To: LibWhacker
So if I understand this correctly, the bullet would push the fabric into the body causing all kinds of damage, but the fabric won't break?
What am I getting wrong here?
7 posted on
11/23/2006 12:26:00 PM PST by
bnelson44
(Proud parent of a tanker! (Welcome Home, son! You and your comrades are our heroes!))
To: bnelson44
Could be wrong, but I'm assuming the nanotubes spread out the energy of the impact over the whole shirt.
To: bnelson44
My guess is that a really bad bruise is usually going to be better than a perforation and a large exit wound.
9 posted on
11/23/2006 12:33:13 PM PST by
NearlyNormal
(Our military wins wars, the liberals and their MSM lose them.)
To: bnelson44
So if I understand this correctly, the bullet would push the fabric into the body causing all kinds of damage, but the fabric won't break?Precisely ... the fabric may not allow the projectile to penetrate ... but the material is so thin it will allow the projectile to push the fabric well into the body tissue.
14 posted on
11/23/2006 12:53:23 PM PST by
BluH2o
To: bnelson44
Forgive the source, I had to get this from Wikipedia.

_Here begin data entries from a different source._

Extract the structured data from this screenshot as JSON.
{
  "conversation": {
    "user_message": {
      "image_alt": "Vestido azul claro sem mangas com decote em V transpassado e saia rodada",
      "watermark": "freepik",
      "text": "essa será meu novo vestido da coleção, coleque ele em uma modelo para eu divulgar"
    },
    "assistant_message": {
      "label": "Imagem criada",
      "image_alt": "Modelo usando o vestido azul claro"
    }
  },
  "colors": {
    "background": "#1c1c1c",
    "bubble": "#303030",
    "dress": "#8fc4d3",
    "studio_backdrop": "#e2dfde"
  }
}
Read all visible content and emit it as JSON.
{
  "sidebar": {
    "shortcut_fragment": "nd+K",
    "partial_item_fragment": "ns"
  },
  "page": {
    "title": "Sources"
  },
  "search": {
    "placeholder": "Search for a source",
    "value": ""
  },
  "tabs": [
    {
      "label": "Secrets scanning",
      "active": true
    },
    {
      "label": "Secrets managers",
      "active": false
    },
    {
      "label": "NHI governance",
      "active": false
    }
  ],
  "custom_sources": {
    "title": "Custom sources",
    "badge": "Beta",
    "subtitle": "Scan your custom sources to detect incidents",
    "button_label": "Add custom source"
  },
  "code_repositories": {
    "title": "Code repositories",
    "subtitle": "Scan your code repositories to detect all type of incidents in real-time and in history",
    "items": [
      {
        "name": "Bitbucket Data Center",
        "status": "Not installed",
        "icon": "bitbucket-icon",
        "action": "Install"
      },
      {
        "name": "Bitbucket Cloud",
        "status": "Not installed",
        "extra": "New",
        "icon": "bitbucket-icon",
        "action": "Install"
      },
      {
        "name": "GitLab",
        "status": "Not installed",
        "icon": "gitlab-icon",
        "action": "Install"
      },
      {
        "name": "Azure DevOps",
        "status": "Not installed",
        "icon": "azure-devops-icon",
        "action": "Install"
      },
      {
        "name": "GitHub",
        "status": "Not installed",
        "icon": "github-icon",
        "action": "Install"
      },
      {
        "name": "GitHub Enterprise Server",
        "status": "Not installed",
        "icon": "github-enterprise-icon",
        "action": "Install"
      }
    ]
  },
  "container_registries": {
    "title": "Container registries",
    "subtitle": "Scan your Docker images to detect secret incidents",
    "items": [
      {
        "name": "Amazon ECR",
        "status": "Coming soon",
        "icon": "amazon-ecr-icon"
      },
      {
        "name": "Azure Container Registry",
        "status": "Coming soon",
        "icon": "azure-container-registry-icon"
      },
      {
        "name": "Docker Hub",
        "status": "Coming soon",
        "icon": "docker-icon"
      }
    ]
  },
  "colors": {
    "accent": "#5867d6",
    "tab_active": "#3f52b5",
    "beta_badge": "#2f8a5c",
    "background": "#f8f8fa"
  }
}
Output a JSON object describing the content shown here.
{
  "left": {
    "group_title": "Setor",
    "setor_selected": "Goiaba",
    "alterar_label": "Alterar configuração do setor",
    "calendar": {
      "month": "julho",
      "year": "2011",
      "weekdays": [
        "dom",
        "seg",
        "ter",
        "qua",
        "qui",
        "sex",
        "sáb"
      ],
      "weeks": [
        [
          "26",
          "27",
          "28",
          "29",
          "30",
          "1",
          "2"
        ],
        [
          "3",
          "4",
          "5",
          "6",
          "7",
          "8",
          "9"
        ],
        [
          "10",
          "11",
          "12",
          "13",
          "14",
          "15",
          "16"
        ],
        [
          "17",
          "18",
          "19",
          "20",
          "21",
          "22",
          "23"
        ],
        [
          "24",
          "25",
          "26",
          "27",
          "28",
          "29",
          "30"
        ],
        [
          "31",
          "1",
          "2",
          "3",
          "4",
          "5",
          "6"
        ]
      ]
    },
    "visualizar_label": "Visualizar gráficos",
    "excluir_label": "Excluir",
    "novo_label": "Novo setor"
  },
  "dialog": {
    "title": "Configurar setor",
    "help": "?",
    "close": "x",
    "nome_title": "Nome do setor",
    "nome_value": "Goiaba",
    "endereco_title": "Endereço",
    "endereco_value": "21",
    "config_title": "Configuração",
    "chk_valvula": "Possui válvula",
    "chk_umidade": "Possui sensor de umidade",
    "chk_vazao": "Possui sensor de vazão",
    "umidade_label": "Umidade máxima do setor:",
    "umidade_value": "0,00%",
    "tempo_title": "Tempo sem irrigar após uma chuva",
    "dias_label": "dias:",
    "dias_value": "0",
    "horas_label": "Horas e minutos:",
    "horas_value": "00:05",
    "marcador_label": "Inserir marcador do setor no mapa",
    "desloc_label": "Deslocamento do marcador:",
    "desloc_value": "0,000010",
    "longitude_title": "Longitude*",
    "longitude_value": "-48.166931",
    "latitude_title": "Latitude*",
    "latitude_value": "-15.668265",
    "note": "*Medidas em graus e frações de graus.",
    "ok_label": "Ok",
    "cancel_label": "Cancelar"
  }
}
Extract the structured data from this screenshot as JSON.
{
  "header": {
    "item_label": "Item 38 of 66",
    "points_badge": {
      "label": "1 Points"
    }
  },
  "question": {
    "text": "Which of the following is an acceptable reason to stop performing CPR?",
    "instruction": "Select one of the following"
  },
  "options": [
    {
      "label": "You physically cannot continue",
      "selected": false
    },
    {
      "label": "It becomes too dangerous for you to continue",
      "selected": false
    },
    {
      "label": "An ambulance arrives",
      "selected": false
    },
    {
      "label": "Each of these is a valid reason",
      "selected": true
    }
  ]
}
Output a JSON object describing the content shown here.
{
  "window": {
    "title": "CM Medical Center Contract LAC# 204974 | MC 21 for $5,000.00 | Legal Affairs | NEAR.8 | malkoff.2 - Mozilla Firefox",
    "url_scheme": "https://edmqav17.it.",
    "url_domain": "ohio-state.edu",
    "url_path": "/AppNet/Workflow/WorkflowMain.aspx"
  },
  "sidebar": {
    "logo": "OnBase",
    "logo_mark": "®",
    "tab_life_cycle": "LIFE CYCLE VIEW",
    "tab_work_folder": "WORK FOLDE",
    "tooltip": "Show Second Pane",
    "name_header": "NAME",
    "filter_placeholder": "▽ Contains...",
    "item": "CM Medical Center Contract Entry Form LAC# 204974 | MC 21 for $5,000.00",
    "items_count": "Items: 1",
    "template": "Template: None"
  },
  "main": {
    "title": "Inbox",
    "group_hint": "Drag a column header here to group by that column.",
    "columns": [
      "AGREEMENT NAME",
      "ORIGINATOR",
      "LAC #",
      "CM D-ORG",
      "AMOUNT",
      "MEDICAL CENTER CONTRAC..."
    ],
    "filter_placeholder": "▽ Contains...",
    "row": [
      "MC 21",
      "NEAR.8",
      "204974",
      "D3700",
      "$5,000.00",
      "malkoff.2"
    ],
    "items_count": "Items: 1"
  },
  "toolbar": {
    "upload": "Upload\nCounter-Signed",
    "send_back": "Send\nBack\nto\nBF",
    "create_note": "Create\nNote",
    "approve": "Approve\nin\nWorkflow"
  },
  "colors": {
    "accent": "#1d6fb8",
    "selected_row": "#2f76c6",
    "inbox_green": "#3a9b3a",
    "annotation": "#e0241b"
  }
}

http://en.wikipedia.org/wiki/Silk
Mongols used silk as part of the under-armor garments. Silk is so tough that it was actually used as very light armor, although its special use (the big secret) was to stop arrow penetration into the body. The silk would stop an arrow from penetrating far enough into the body to be lethal; and the arrow could then be pulled out of the wound by tugging on the unbroken silk. The added advantage to this is that there would be no contact between the arrowhead and the interior of the body; thus it reduces the incidence of infected wounds.
There would be perforation with this nanotube armor, but a great deal less trauma than a through and through wound channel.
18 posted on
11/23/2006 1:14:41 PM PST by
Dr.Zoidberg
(Mohammedism - Bringing you only the best of the 6th century for fourteen hundred years.)
To: bnelson44
the bullet would push the fabric into the body causing all kinds of damage, but the fabric won't break?hmmm..Seems so, Massive internal injuries (broken bones/ruptured organs....dead person)
...bright side..no holes / tears in the Tee-shirt.
31 posted on
11/23/2006 2:59:57 PM PST by
skinkinthegrass
(Just b/c your paranoid; Doesn't mean they're NOT out to get you. :^)
To: bnelson44
Other materials such as fluids with extremely high shear forces would probably be added so that the result would be like wearing a thin, flexible suit of armor that would harden in an instant and dissipate the mechanical force of impact into chemical and thermal energy. The concept is contrary to common sense and it took me several readings and some thought before I understood it.